Lucky Stiff
***
Well,
yes and no. Lucky Stiff is a quick
fire mad zany musical with songs easily forgotten and a plot so ludicrous you
could not make it up. Except it was. Based, loosely or otherwise, I have no idea,
on the tale of The Man who Broke the Bank at Monte Carlo, a corpse is trailed
through a variety of scenes to win some hapless individual a $6,000,000 dollar
inheritance. Pursued avidly by a neurotically inclined dog lover and a gun
toting blind bimbo with her equally hapless brother. It is a convoluted plot,
there is much more which I will not relate, based on a pretty thin joke that
gets increasingly thinner and desperate, so all brownie points rest on how well
the production zings and how well those actors do. Forgive me, but I did say
that this was a yes and no review and brains should not be engaged for the
ride.
Audiences
roared, or some of them, and actors on stage thoroughly enjoyed themselves. Why
not? It is a fun show, much needed in these desperate times. Along with covid I
now throw in Ukraine, the cost of living, energy prices, and that big fancy at
Newbury that let me down in the final furlong. I and everyone else at
Toddington needed a lift. It has been a rotten two years. I got one, as did
all, and for that I thank the actors. Not my sort of show, it is my age, and
director Dee Lovelock needed a bit more zing in her scene changes but some of
the performers warmed the cockles of an old heart. And for that, in barren and
bleak times, I will forgive almost anything.
Sarah
Albert was superb as the dipsy Rita La Porta. Her performance as the myopic gun
slinging sister had a genius touch of Lucille Ball, and I cannot give her more
praise than that. Absolutely watchable throughout. She was well matched by the
completely opposite Jo Yirrell as the straight laced dog loving Annabel Glick.
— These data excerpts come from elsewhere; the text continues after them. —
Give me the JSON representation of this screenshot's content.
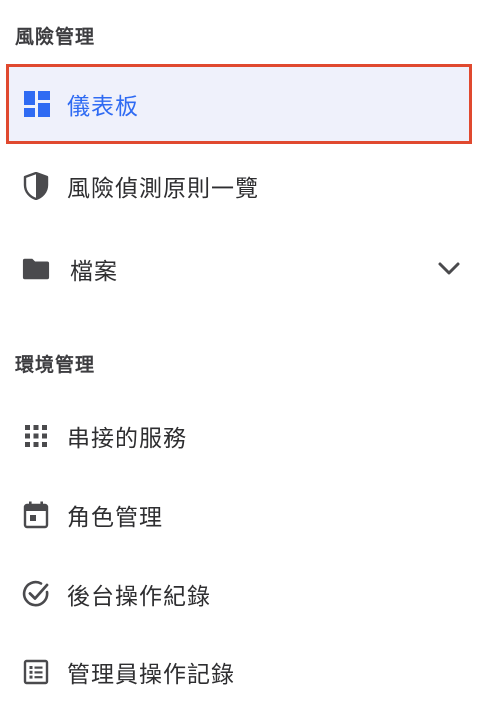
{
  "sections": [
    {
      "header": "風險管理",
      "items": [
        {
          "label": "儀表板",
          "icon": "dashboard-icon",
          "active": true
        },
        {
          "label": "風險偵測原則一覽",
          "icon": "shield-icon"
        },
        {
          "label": "檔案",
          "icon": "folder-icon",
          "expandable": true
        }
      ]
    },
    {
      "header": "環境管理",
      "items": [
        {
          "label": "串接的服務",
          "icon": "grid-dots-icon"
        },
        {
          "label": "角色管理",
          "icon": "calendar-icon"
        },
        {
          "label": "後台操作紀錄",
          "icon": "check-circle-icon"
        },
        {
          "label": "管理員操作記錄",
          "icon": "list-icon"
        }
      ]
    }
  ],
  "colors": {
    "accent": "#2f6bf3",
    "active_bg": "#eff1fb",
    "highlight_border": "#e0492f",
    "icon": "#4a4a4d",
    "text": "#2e2e30"
  }
}
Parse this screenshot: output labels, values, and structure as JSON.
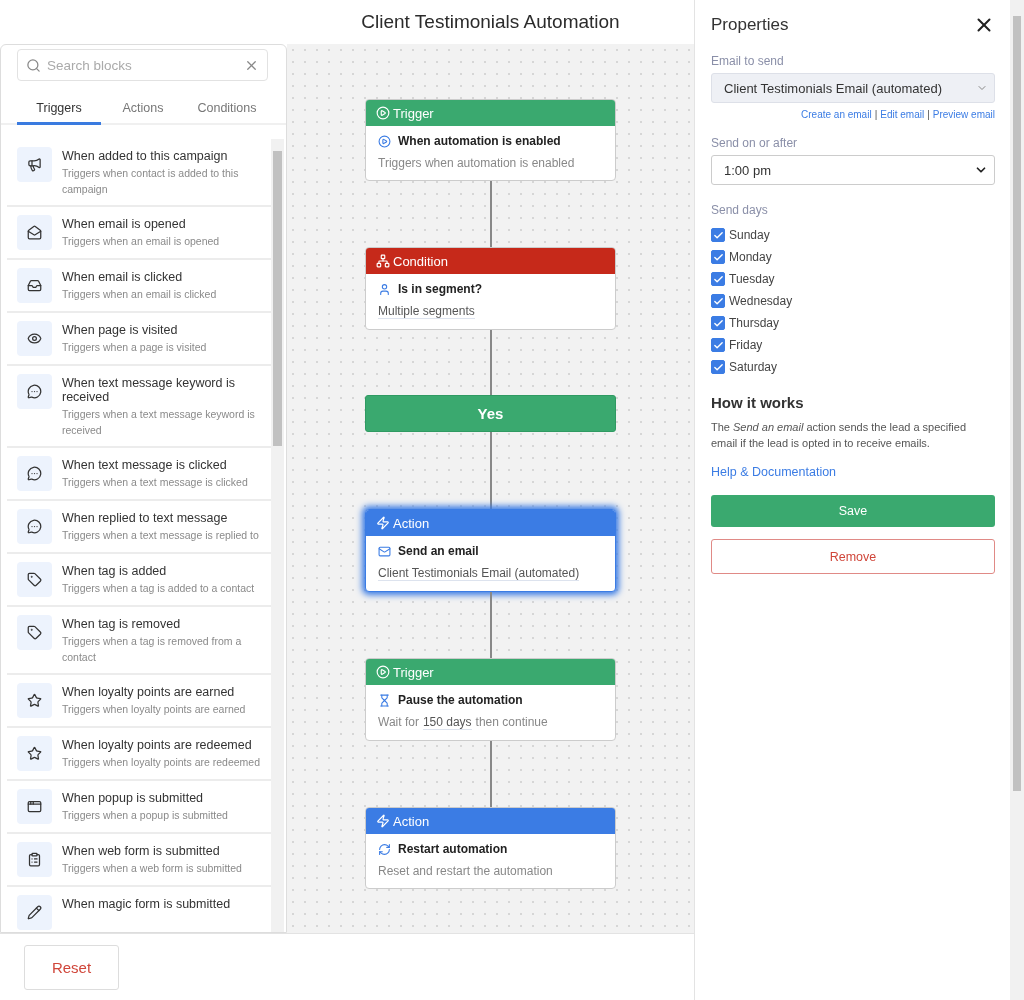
{
  "title": "Client Testimonials Automation",
  "search": {
    "placeholder": "Search blocks"
  },
  "tabs": [
    {
      "label": "Triggers",
      "selected": true
    },
    {
      "label": "Actions",
      "selected": false
    },
    {
      "label": "Conditions",
      "selected": false
    }
  ],
  "blocks": [
    {
      "title": "When added to this campaign",
      "description": "Triggers when contact is added to this campaign"
    },
    {
      "title": "When email is opened",
      "description": "Triggers when an email is opened"
    },
    {
      "title": "When email is clicked",
      "description": "Triggers when an email is clicked"
    },
    {
      "title": "When page is visited",
      "description": "Triggers when a page is visited"
    },
    {
      "title": "When text message keyword is received",
      "description": "Triggers when a text message keyword is received"
    },
    {
      "title": "When text message is clicked",
      "description": "Triggers when a text message is clicked"
    },
    {
      "title": "When replied to text message",
      "description": "Triggers when a text message is replied to"
    },
    {
      "title": "When tag is added",
      "description": "Triggers when a tag is added to a contact"
    },
    {
      "title": "When tag is removed",
      "description": "Triggers when a tag is removed from a contact"
    },
    {
      "title": "When loyalty points are earned",
      "description": "Triggers when loyalty points are earned"
    },
    {
      "title": "When loyalty points are redeemed",
      "description": "Triggers when loyalty points are redeemed"
    },
    {
      "title": "When popup is submitted",
      "description": "Triggers when a popup is submitted"
    },
    {
      "title": "When web form is submitted",
      "description": "Triggers when a web form is submitted"
    },
    {
      "title": "When magic form is submitted"
    }
  ],
  "nodes": [
    {
      "kind": "trigger",
      "header": "Trigger",
      "title": "When automation is enabled",
      "detail": [
        {
          "text": "Triggers when automation is enabled",
          "underlined": false
        }
      ],
      "selected": false
    },
    {
      "kind": "condition",
      "header": "Condition",
      "title": "Is in segment?",
      "detail": [
        {
          "text": "Multiple segments",
          "underlined": true
        }
      ],
      "selected": false
    },
    {
      "kind": "branch",
      "header": "Yes",
      "selected": false
    },
    {
      "kind": "action",
      "header": "Action",
      "title": "Send an email",
      "detail": [
        {
          "text": "Client Testimonials Email (automated)",
          "underlined": true
        }
      ],
      "selected": true
    },
    {
      "kind": "trigger",
      "header": "Trigger",
      "title": "Pause the automation",
      "detail": [
        {
          "text": "Wait for",
          "underlined": false
        },
        {
          "text": "150 days",
          "underlined": true
        },
        {
          "text": "then continue",
          "underlined": false
        }
      ],
      "selected": false
    },
    {
      "kind": "action",
      "header": "Action",
      "title": "Restart automation",
      "detail": [
        {
          "text": "Reset and restart the automation",
          "underlined": false
        }
      ],
      "selected": false
    }
  ],
  "reset": "Reset",
  "properties": {
    "title": "Properties",
    "email_label": "Email to send",
    "email_value": "Client Testimonials Email (automated)",
    "links": [
      "Create an email",
      "Edit email",
      "Preview email"
    ],
    "link_separator": "|",
    "time_label": "Send on or after",
    "time_value": "1:00 pm",
    "days_label": "Send days",
    "days": [
      {
        "label": "Sunday",
        "checked": true
      },
      {
        "label": "Monday",
        "checked": true
      },
      {
        "label": "Tuesday",
        "checked": true
      },
      {
        "label": "Wednesday",
        "checked": true
      },
      {
        "label": "Thursday",
        "checked": true
      },
      {
        "label": "Friday",
        "checked": true
      },
      {
        "label": "Saturday",
        "checked": true
      }
    ],
    "how_title": "How it works",
    "how_text": "The *Send an email* action sends the lead a specified email if the lead is opted in to receive emails.",
    "help_link": "Help & Documentation",
    "save": "Save",
    "remove": "Remove"
  }
}
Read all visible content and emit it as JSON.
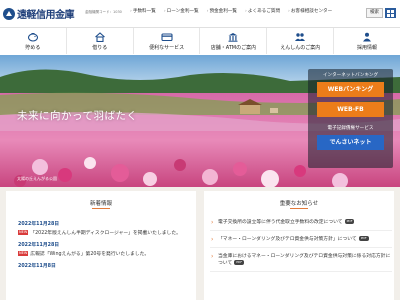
{
  "header": {
    "logo_text": "遠軽信用金庫",
    "bank_code": "金融機関コード：1030",
    "links": [
      "手数料一覧",
      "ローン金利一覧",
      "預金金利一覧",
      "よくあるご質問",
      "お客様相談センター"
    ],
    "search_label": "検索",
    "sitemap_icon": "grid-icon"
  },
  "nav": {
    "items": [
      {
        "label": "貯める",
        "icon": "piggy-bank-icon"
      },
      {
        "label": "借りる",
        "icon": "house-icon"
      },
      {
        "label": "便利なサービス",
        "icon": "card-icon"
      },
      {
        "label": "店舗・ATMのご案内",
        "icon": "building-icon"
      },
      {
        "label": "えんしんのご案内",
        "icon": "people-icon"
      },
      {
        "label": "採用情報",
        "icon": "person-icon"
      }
    ]
  },
  "hero": {
    "tagline": "未来に向かって羽ばたく",
    "caption": "太陽の丘えんがる公園"
  },
  "internet_panel": {
    "heading": "インターネットバンキング",
    "web_banking": "WEBバンキング",
    "web_fb": "WEB-FB",
    "ebank_heading": "電子記録債権サービス",
    "densai": "でんさいネット"
  },
  "colors": {
    "brand": "#1f4e8c",
    "orange_button": "#ec7d1a",
    "blue_button": "#2867c5",
    "accent": "#e27a3a",
    "new_badge": "#d93b3b"
  },
  "news": {
    "title": "新着情報",
    "items": [
      {
        "date": "2022年11月28日",
        "badge": "NEW",
        "text": "「2022年版えんしん半期ディスクロージャー」を掲載いたしました。"
      },
      {
        "date": "2022年11月28日",
        "badge": "NEW",
        "text": "広報誌「Wingえんがる」第20号を発行いたしました。"
      },
      {
        "date": "2022年11月8日",
        "badge": "",
        "text": ""
      }
    ]
  },
  "important": {
    "title": "重要なお知らせ",
    "items": [
      {
        "text": "電子交換所の設立等に伴う代金取立手数料の改定について",
        "pdf": "PDF"
      },
      {
        "text": "「マネー・ローンダリング及びテロ資金供与対策方針」について",
        "pdf": "PDF"
      },
      {
        "text": "当金庫におけるマネー・ローンダリング及びテロ資金供与対策に係る対応方針について",
        "pdf": "PDF"
      }
    ]
  }
}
Her song about loving dogs more than folks touched like few others. These were
without doubt the outstandingly two best performances in a show loud on punch
but a little short on imagination.
Barry Hyde was presentable as hapless Harry
Witherspoon, the central character of ludicrous inheritance, even if his acting
convinced more than his singing, Ben Jaggers an impressive and assured optical
sidekick to his zany sister, and Jo Wells, superb singing, a most engaging and
sinuous Dominique. I would also single out Richard Alexander for an affecting
Luigi, even if expecting the Go Compare
Tenor reprise at any moment, Michelle Arnold for an unnervingly convincing,
raucous Blackpool voiced landlady. And the admirable Stacey Peck for a totally
convincing Lucky Stiff. Title role, constantly talked about, and hardly a line
to learn. A part to die for. Literally. And he did it so well.
Director
Dee Lovelock worked her actors well but the disparate scenes needed to zing a
bit more to capture the full flavour of a show rich in persaz and narrative but short on emotional depth. I did say I was
an ageing curmudgeon. The hotel bed, so important for the unlikely coupling of
Witherspoon and the doggy lady, created staging problems and the casino scene,
small table and small wheel, poor in imagination and execution, diluted the
necessary impact. Given the skilled cast, especially the ladies, we needed
everything to zing. What we got was a half zing. A three star. But enjoyable
all the same. Richard Cowling crooned and controlled it all, Martin Hart did a
sterling job on the piano accompaniment, and a full theatre continued the
highly vocal chatting long after it was all over. A post covid evening, much
needed and much welcomed. So thanks Toddington and St Andrews. Not my sort of
show, sniffy sod that I am, but in these strange times uplifting. As some would
undoubtedly say I am getting soft. Infinitely preferable to being the enigmatic
Lucky Stiff. When I go to my own personal Monte Carlo (Royal Ascot, Cheltenham,
or wherever) I would prefer to be alive.